In addition, crew availability is impacted by today’s seafarers’ preference for longer vacations and the need for crew to attend courses during their leave time for renewal of their certificates etc. Mr Jensen advised: “We have moved from a ‘manning factor’ – the ratio between crew onboard and crew on leave - of 1.5 about ten years ago to more like 1.8 now. And for companies operating a ‘back-to-back’ policy, with two sets of top officers for each vessel, the manning factor is 2.”



With an ageing seafarer population, attracting ‘young blood’ to the industry is essential. Mr Jensen believes that shipping needs to modernise its approach to recruitment and retention in order to appeal to Generation Z. 



“With strong competition for young talent, particularly from the IT sector, the maritime industry needs to work harder to promote itself and the opportunities it can offer,” said Mr Jensen. “Generation Z’s expectations from the workplace are different.
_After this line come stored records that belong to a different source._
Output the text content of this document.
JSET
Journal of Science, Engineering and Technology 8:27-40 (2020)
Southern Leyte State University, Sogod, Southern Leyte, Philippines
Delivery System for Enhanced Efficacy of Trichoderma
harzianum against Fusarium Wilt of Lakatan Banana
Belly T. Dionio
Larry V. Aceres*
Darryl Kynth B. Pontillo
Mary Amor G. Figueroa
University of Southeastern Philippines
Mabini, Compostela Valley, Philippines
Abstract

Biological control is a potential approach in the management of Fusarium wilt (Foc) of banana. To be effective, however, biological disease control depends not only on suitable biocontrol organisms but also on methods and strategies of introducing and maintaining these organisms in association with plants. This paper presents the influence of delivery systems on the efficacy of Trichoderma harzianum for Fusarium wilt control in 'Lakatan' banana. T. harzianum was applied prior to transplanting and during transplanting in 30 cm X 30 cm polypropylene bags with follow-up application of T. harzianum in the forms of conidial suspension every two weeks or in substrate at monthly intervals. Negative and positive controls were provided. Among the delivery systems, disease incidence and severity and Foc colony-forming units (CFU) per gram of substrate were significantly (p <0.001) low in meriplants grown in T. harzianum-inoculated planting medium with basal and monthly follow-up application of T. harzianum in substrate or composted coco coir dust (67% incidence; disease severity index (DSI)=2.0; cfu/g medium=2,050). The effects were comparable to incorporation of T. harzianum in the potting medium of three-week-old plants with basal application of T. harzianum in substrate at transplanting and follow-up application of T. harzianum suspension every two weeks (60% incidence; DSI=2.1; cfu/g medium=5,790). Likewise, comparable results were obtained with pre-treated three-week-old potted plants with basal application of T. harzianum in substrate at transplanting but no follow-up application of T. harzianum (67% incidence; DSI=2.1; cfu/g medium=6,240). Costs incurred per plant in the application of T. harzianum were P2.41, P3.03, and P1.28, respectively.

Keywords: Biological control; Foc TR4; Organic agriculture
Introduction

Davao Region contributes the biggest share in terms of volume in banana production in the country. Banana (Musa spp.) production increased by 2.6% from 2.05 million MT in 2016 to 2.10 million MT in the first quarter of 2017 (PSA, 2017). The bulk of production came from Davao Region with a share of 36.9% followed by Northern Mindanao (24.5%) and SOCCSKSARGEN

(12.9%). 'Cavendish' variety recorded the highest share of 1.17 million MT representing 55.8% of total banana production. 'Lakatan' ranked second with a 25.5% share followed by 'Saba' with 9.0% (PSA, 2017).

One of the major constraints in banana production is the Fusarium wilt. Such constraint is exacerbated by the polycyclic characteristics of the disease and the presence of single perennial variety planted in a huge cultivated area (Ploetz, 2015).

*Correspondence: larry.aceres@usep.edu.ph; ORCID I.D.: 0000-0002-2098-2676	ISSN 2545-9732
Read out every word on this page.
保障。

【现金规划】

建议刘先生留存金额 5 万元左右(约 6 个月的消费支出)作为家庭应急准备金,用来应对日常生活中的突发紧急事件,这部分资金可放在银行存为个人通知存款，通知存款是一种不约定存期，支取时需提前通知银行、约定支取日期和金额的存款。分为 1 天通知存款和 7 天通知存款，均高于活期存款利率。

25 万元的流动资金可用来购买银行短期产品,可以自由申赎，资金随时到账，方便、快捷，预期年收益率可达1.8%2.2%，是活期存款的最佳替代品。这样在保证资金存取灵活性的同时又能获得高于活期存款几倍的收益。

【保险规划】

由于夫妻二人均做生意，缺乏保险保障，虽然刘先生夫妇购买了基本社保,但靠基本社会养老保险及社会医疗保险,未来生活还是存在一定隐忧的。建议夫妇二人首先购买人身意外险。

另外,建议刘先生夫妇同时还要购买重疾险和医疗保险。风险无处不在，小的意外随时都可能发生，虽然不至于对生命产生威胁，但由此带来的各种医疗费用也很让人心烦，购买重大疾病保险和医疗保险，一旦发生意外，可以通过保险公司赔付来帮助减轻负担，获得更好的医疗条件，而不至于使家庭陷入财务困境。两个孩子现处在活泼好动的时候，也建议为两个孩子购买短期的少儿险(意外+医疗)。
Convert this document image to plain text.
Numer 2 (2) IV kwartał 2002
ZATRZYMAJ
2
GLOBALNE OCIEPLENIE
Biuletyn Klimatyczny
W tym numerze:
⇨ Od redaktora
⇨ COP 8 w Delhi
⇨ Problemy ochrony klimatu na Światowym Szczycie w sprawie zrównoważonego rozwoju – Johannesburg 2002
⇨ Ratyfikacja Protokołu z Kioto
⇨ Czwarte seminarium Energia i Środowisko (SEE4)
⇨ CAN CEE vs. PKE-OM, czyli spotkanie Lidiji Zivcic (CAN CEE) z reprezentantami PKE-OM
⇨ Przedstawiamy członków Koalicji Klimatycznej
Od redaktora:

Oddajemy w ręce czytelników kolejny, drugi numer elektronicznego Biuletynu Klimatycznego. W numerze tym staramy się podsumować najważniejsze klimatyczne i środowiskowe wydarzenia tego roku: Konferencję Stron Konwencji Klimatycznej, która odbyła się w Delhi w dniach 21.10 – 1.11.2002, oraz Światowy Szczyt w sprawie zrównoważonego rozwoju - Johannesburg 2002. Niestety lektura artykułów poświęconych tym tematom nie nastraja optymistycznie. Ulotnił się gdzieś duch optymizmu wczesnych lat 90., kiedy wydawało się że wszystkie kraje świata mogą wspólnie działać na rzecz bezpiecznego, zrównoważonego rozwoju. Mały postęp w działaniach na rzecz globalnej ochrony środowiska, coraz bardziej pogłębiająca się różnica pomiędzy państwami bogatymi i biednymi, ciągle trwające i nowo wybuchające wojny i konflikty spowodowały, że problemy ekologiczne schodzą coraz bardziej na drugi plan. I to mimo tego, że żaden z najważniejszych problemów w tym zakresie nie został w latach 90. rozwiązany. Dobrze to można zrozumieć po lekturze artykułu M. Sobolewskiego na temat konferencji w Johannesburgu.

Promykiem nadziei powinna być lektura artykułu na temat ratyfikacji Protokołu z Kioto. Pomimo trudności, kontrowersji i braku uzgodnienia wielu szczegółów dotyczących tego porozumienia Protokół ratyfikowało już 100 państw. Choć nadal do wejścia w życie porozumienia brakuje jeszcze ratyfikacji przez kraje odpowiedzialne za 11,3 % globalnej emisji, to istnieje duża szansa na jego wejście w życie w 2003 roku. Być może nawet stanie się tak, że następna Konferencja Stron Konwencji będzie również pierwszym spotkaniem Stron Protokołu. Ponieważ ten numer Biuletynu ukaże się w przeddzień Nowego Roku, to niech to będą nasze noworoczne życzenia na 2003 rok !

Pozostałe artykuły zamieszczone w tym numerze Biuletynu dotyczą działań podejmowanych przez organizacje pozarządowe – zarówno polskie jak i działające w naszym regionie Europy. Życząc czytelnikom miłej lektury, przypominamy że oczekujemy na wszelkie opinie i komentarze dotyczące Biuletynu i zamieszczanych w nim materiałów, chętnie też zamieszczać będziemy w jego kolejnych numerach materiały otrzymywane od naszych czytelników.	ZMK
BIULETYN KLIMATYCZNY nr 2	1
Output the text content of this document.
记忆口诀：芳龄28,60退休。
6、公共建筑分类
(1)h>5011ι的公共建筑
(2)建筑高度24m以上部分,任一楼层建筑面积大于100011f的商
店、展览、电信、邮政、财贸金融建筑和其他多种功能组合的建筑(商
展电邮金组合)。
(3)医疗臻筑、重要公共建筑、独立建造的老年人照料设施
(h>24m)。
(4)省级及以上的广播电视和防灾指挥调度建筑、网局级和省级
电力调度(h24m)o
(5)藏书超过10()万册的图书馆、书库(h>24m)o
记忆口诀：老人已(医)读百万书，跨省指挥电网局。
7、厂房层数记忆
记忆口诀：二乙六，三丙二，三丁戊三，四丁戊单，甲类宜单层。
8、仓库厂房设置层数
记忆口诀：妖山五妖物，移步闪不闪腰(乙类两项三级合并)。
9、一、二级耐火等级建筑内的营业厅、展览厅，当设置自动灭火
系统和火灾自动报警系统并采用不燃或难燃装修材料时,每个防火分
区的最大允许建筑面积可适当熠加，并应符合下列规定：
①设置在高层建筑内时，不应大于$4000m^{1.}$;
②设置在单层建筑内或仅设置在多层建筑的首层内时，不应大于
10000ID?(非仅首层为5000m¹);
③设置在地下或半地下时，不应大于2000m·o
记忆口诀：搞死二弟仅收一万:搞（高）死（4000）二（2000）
They are seeking a fulfilling career with plenty of opportunities, as well as a good work-life balance and environmental and ethical principles.



Urging the industry to do all it can to combat negative stories in the mainstream media, Mr Jensen commented: “The shipping industry still offers a fulfilling and varied professional career, both at sea and ashore, and we need to work together to ensure this message is conveyed to talented young people who can bring their enthusiasm and a fresh perspective to our maritime community.”